Geçtiğimiz günlerde Aliağa Belediyesi'nin 2018 yılına ait denetim raporu açıklandı. Rapordaki verilere göre, Aliağa Belediyesi'nin ortağı olduğu şirketlerle birlikte toplam borç stoku 236 milyon 336 bin 924 lira 48 kuruş olarak tespit edildi. Rapor incelendiğinde belediye çok büyük bir borç yükü altına girmiş. Mevcut varlıkları borçlarını karşılamaya yetmediği için yeniden borç alınması gerekiyor. Yeni borç demek yeni faiz giderlerinin oluşması demek. Bu önümüzdeki dönemde halka hizmet için kullanılması gereken kaynakların bir bölümünün faiz giderlerini karşılamak için kullanılmasını zorunlu kılıyor. Rapor da ihale yerine doğrudan teminle mal ve hizmet almak için işin parçalara bölündüğü, hep aynı firmalardan mal ve hizmet alındığı, ihtiyaçtan daha fazla mal ve hizmet alımı yapıldığı, içişleri bakanlığından izin alınmadan bütçe gelirlerinin yüzde 10'undan fazla borç alındığı, 2018 yıl sonu itibariyle 200'ün üzerinde firmaya yüksek miktarda borçlu olduğu da yer alıyor.

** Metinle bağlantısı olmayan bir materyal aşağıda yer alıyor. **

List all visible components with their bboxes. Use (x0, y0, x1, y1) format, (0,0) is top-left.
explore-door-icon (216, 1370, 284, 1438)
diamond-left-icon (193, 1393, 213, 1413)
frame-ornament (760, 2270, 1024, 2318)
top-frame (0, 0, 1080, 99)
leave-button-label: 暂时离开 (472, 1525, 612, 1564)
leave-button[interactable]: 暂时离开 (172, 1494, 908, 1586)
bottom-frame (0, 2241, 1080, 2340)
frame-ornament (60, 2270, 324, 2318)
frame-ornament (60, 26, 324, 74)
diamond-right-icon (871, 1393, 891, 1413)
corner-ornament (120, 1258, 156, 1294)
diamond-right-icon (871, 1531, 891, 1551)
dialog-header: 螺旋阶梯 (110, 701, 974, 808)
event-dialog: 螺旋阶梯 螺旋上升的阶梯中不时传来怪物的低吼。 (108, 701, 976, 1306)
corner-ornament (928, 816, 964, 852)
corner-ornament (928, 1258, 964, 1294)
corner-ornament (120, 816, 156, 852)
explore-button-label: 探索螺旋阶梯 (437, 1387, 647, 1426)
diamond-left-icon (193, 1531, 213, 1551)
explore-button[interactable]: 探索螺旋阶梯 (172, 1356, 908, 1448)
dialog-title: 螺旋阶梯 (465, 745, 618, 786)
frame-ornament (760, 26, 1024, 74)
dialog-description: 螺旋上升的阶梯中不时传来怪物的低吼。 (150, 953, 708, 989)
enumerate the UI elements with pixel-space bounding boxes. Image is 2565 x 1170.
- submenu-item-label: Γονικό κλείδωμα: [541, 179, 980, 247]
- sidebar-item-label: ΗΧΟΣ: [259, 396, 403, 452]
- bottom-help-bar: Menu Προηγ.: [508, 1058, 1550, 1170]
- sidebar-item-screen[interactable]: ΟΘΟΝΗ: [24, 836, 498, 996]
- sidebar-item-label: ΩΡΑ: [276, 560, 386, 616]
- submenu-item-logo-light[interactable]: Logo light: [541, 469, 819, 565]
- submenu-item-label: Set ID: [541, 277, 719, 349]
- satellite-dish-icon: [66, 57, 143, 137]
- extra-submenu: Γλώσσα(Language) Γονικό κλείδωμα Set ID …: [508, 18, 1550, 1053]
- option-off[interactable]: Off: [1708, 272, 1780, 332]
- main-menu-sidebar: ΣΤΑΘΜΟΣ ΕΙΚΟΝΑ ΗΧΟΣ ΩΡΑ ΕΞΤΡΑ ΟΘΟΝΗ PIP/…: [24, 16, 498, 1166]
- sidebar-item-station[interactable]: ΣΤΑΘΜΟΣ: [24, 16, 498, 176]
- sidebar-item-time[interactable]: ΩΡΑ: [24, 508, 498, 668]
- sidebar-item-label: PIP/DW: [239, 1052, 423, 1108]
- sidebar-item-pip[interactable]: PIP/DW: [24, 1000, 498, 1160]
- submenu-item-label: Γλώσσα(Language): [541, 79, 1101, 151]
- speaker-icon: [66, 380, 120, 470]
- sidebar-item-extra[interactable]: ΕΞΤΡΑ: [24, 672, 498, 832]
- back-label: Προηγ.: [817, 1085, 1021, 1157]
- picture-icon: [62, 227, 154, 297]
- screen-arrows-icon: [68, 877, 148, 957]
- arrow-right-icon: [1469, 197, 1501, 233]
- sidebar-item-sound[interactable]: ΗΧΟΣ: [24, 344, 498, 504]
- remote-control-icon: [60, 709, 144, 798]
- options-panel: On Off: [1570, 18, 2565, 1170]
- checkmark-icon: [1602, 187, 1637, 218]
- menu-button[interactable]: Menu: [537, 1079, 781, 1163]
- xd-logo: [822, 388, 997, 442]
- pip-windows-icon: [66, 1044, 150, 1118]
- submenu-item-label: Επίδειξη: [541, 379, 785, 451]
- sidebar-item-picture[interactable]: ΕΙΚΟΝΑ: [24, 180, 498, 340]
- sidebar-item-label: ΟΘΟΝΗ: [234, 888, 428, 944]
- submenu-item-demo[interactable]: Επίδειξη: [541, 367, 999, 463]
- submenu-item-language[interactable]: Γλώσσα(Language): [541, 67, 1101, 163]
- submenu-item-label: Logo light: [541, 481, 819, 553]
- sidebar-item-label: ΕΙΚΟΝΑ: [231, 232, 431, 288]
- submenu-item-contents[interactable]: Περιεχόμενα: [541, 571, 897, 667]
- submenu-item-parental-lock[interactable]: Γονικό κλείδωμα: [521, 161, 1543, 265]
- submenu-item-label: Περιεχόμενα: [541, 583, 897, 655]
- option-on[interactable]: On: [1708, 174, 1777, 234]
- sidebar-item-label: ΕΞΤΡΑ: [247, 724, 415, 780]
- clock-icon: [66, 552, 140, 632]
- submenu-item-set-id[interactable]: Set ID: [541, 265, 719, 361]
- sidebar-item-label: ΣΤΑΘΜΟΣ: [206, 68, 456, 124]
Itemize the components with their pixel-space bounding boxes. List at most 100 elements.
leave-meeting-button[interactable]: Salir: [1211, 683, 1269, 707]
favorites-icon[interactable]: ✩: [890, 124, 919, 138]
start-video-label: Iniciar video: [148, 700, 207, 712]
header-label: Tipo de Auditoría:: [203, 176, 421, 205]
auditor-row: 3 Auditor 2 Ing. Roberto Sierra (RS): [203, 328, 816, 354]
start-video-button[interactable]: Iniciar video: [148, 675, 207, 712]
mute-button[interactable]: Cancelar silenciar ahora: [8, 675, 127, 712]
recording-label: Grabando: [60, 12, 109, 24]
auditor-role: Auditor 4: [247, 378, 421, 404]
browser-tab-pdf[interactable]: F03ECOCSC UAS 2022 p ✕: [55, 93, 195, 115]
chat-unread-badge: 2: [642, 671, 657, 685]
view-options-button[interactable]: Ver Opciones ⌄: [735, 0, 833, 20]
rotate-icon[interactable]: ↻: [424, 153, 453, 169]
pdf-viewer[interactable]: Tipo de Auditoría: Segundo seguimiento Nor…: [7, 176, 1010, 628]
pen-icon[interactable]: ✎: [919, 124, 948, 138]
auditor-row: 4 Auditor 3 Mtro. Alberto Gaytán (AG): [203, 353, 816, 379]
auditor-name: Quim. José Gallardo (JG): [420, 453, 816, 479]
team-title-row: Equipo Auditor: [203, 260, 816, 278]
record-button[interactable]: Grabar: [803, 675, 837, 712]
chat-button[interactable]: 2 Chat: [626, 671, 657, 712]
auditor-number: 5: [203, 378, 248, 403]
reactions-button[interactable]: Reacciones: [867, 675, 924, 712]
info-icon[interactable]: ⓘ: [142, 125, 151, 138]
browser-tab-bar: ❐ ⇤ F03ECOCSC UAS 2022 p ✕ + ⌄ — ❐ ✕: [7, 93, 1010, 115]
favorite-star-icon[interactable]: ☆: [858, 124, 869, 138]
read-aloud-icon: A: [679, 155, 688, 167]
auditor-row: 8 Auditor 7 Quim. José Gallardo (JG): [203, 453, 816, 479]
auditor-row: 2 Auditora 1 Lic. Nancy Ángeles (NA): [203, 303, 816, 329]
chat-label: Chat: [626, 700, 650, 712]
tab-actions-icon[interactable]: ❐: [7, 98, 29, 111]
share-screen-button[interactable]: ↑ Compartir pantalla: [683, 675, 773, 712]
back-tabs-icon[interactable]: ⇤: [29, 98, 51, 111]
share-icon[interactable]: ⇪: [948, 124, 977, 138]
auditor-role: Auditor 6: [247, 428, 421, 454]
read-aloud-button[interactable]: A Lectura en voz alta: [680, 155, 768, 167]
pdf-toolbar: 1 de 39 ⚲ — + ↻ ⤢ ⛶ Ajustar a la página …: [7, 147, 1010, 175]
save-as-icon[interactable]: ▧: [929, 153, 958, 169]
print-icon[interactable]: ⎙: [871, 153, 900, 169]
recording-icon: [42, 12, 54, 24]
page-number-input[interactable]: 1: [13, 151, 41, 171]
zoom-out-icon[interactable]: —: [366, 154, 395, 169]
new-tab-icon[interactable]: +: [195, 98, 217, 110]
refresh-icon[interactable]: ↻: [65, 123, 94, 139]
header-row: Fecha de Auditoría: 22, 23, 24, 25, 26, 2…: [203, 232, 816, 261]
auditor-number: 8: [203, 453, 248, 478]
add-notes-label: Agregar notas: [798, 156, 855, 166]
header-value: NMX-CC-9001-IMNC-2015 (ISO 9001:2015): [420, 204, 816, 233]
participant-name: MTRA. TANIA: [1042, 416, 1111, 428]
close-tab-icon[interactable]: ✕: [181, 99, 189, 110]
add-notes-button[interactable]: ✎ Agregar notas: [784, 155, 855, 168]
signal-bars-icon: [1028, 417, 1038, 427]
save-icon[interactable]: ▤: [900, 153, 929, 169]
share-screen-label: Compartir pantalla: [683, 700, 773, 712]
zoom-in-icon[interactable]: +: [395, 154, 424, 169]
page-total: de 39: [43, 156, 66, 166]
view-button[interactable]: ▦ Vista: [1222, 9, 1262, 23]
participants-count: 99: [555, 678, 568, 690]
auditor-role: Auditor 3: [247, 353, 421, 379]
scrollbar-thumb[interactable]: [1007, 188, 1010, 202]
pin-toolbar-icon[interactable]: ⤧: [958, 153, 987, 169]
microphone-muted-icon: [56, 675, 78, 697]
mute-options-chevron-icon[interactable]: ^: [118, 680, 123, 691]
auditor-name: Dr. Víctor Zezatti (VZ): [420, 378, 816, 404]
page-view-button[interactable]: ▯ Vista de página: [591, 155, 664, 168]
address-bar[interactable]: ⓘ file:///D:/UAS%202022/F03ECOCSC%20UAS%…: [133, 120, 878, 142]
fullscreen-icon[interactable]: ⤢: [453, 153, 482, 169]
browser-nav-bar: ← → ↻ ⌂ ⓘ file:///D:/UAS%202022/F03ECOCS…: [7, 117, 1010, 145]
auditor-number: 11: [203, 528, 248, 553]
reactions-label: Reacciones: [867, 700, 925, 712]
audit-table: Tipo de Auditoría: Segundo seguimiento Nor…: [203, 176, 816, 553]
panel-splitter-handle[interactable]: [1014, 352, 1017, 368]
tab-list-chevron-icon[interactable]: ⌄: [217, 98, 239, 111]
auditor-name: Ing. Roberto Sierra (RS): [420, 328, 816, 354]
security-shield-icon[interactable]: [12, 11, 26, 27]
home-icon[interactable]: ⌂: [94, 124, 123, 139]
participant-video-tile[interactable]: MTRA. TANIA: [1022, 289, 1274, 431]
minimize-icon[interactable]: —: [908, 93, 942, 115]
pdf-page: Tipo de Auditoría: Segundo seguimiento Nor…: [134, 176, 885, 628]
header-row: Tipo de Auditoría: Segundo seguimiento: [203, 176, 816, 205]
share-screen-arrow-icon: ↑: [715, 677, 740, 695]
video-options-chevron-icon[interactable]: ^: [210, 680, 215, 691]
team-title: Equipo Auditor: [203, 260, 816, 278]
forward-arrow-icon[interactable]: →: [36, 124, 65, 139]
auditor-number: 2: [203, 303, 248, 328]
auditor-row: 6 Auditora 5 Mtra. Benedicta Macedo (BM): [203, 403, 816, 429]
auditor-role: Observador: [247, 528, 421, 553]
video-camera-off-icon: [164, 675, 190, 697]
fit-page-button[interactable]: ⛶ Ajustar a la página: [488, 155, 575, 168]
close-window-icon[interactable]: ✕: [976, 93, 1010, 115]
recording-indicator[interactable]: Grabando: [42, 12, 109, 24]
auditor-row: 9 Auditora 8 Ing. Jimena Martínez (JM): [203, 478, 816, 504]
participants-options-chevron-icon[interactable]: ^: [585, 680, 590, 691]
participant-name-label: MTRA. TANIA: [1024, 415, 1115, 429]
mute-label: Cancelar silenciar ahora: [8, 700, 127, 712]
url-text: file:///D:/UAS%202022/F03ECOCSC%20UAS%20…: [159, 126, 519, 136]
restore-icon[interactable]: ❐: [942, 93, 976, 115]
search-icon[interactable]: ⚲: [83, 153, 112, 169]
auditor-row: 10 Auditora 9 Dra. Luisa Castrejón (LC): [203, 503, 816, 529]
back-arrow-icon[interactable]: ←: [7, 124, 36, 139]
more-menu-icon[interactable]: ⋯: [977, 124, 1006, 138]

Daha önce belediyenin aşırı borçlandığını ve icra takiplerini duyuyorduk ancak şimdi denetim raporu ile durum tam anlamıyla ortaya çıktı. Aliağa Belediyesi'nin 5 yılda yaptığı Ağapark, Avcı Ramadan, İzmir Caddesi gibi yatırımlar ile Aliağa Belediyesi'nin 5 yıllık bütçesi ile arazi satışlarından elde ettiği geliri kıyasladığımızda deve de kulak kalıyor. Maliyetleri göz önünde bulundurulduğunda bu yatırımlar sadece bir yılda bütçe gelirleri ile borçlanmadan yapılabilecek altyapı yatırımı gerektirmeyen yüzeysel işler. Ancak 5 yıllık bütçe gelirleri yetmezmiş gibi üstüne 236 milyon borç alınmasını açıklamak mümkün değil. Mümkün olmadığı için de Belediye Başkanı Serkan Acar yıllardır basının karşısına çıkmaktan ve bu sorulara muhatap olmaktan kaçınıyor. Bizim gibi diğer gazetecilerin röportaj taleplerine cevap vermiyor. Yazdıklarımıza açıklama gönderemiyor. Bir şansızlığı da bu seçimlerde karşısında Özcan Durmaz gibi bir adayın olması. Belediyecilik tecrübesi olan aynı zamanda işadamı kimliğiyle öne çıkan Özcan Durmaz'ı konuk olduğu bir radyo programında dinledim. Belediye Başkanı Serkan Acar'a yönelik eleştirilerini sıralayan Durmaz, Serkan Acar'ı radyo da yada halka açık bir mekanda tartışmaya davet etti. Olumlu cevap alacağını sanmıyorum. Gazetecilerin karşısına çıkmaktan kaçınan Acar bu tartışma çağrısına da olumsuz cevap verecektir. Bu konuda son sözü Aliağalılar sandıkta söyleyecektir. Karar da yetkide onların.

Burada belediye başkan adaylarına bir çağrı yapmak istiyorum. Seçildiğiniz taktirde görevinizin 5 yılla sınırlı olduğunu unutmayın. Belediye başkanlığı yetkilerinin size geçici bir süre için verildiğini unutmayıp o yetkiyi kullanırken bir gün hesap vereceğinizi hatırlayın. Belediye bütçesini, şahsi paranız gibi kullanamayacağınızı o kaynakların halka hizmet için kullanılmak üzere tahsis edildiğini unutmayın. Gazetecilerden kaçmayın. Onların size yönelttikleri soruları cevaplamadığınızda zan altında kalırsınız ve rakiplerinize fırsat verirsiniz. Gazeteciler ile sağlıklı iletişim kurmak, yaptığınız icraatları kamuoyuna aktarmak için yararlıdır. Unutmayın gazeteciler hancı siz yolcusunuz. Tüm icraatlarınız konusunda açık ve şeffaf olun. Belediyenin imkanlarını israf etmeyip doğru yatırımlarda kullanın. Evet, ilk aklıma gelen öneriler bunlar. Bunlara uymazsanız ne olur? Aliağa da yaşananlar sizin de başınıza gelir. Gazetecilerden köşe bucak saklanırsınız. Bir basın toplantısı düzenleyip sorulara cevap verecek cesareti kendinizde bulamazsınız. Rakibiniz çıkar sizi gazetecilerin önünde vatandaşların karşısında tartışmaya davet eder. Söyleyecek söz bulamazsınız. Gazetelerde çarşaf çarşaf belediyenin borç batağında olduğu yazar cevap veremezsiniz. Belediyenin icralık olduğu sokaklarda günün konusu olur, çıkıp 'yok arkadaş öyle bir şey' diye açıklama yapamazsınız. Sonra da içinizden seçim günü bir an önce gelse de şu sorulardan kurtulsam dersiniz. Evet, bu saydıklarımdan sonra sizce Aliağa örneği ibret almanız için yeterli mi?